Even more significant was the subsequent discovery that mirror neurons also populate the human brain. Thus far they have been found in the premotor cortex and in the inferior parietal cortex. As a result, we take part far more "actively" in the things we observe than previously understood. For instance, part of the vicarious benefit of watching a sporting event is that the observer "lives" the experience internally through the firing of mirror neurons. (Now I know why my father, when watching a boxing match, would always sit with his fists doubled, jabbing the air ever so slightly as the fighters threw their punches. In a sense, he was in the ring with them.)

Mirror Neurons and Leadership

The discovery of mirror neurons has significant implications for leadership, as the researchers pointed out to The New York Times. To use their own words, "If a company wants its employees to quickly assimilate 'best practices,' there is no faster conduit to a protege's brain than watching a good role model in action." Mirror neurons, they add, "allow us to grasp the minds of others not through conceptual reasoning, but through direct stimulation."

As leaders, then, when we model what we want people to become, we make it easier for them to identify with the ideal and to begin to internalize it personally in their actions. This also underscores why it's vital for people to see their leader in action. If we are to harness the potential power of being a stellar role model, we cannot lead from a corner office, where our people do not see us modeling desired behavior both regularly and firsthand.

The constant firing of mirror neurons also means that it's impossible for people not to be influenced by whatever behavior patterns they witness. The people around us do indeed shape us. With role models, as with computers, it's "garbage in, garbage out." Thus, if leaders do not present themselves as role models for their people to emulate, they leave the door wide open for someone else, perhaps with less than helpful attitudes and behavior patterns, to become a de facto role model for the team.

And contrary to my detractors in that philosophy class, the discovery of mirror neurons suggests that what people see and observe via media cannot help but affect them, whether for good or ill.
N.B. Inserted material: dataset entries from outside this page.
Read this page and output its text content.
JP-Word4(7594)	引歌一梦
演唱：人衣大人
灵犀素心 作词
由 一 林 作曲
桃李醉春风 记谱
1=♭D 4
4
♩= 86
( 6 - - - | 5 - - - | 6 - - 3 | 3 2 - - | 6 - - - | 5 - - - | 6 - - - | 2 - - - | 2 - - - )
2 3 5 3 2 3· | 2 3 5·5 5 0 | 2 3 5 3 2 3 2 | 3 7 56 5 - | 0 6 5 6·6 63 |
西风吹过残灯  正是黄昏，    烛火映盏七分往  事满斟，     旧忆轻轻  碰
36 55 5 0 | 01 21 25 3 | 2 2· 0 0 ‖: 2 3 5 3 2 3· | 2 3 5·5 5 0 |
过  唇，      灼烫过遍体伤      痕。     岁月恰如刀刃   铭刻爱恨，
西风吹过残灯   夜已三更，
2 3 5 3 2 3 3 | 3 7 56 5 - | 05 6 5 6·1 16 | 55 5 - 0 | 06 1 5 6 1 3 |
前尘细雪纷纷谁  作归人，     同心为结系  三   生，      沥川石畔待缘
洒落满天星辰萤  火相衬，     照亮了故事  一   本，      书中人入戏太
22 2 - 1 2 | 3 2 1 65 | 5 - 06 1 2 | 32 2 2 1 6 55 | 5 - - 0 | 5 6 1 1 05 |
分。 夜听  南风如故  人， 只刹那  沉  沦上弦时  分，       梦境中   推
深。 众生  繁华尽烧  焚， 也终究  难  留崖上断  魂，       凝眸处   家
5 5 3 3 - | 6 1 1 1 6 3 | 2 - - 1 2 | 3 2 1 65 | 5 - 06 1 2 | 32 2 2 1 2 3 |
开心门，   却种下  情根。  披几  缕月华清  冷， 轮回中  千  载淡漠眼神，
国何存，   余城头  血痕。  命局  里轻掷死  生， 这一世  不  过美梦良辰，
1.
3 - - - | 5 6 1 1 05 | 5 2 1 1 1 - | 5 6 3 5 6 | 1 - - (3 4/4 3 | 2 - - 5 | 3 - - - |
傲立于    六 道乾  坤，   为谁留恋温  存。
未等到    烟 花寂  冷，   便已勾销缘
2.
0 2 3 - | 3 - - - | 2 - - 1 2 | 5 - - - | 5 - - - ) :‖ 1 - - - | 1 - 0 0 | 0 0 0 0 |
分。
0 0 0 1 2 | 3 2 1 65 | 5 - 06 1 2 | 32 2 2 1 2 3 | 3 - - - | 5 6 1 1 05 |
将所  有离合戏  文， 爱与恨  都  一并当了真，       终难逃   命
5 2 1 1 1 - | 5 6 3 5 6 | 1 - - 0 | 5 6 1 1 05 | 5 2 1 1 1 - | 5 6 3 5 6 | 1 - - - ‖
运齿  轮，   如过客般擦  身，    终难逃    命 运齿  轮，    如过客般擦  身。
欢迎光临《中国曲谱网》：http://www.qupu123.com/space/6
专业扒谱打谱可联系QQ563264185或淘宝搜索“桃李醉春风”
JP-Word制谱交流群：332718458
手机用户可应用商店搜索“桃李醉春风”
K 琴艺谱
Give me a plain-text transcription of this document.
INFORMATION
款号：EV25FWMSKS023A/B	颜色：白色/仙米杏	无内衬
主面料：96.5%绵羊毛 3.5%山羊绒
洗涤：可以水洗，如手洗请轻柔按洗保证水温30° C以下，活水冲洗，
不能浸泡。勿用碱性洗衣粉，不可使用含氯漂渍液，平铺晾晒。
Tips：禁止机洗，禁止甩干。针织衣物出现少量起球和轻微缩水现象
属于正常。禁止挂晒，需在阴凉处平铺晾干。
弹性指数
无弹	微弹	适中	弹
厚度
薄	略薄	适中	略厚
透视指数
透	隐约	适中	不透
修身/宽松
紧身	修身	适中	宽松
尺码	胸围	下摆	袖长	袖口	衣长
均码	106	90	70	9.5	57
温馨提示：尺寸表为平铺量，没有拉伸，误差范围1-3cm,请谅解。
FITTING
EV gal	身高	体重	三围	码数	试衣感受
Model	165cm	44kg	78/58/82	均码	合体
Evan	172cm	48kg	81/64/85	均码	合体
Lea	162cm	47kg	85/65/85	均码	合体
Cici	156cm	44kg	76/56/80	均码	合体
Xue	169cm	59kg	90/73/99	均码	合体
Even if they only live the experience vicariously through the firing of mirror neurons, they are actually living what they witness. The activity is becoming part of their makeup. Part of their being.

All those books on personal success are thus right on target when they encourage us to build our circle of friendship around people who are paragons of great attitudes and proper behavior. The old proverb that "you are what you eat" can now be supplemented by another that says, "You become what you watch."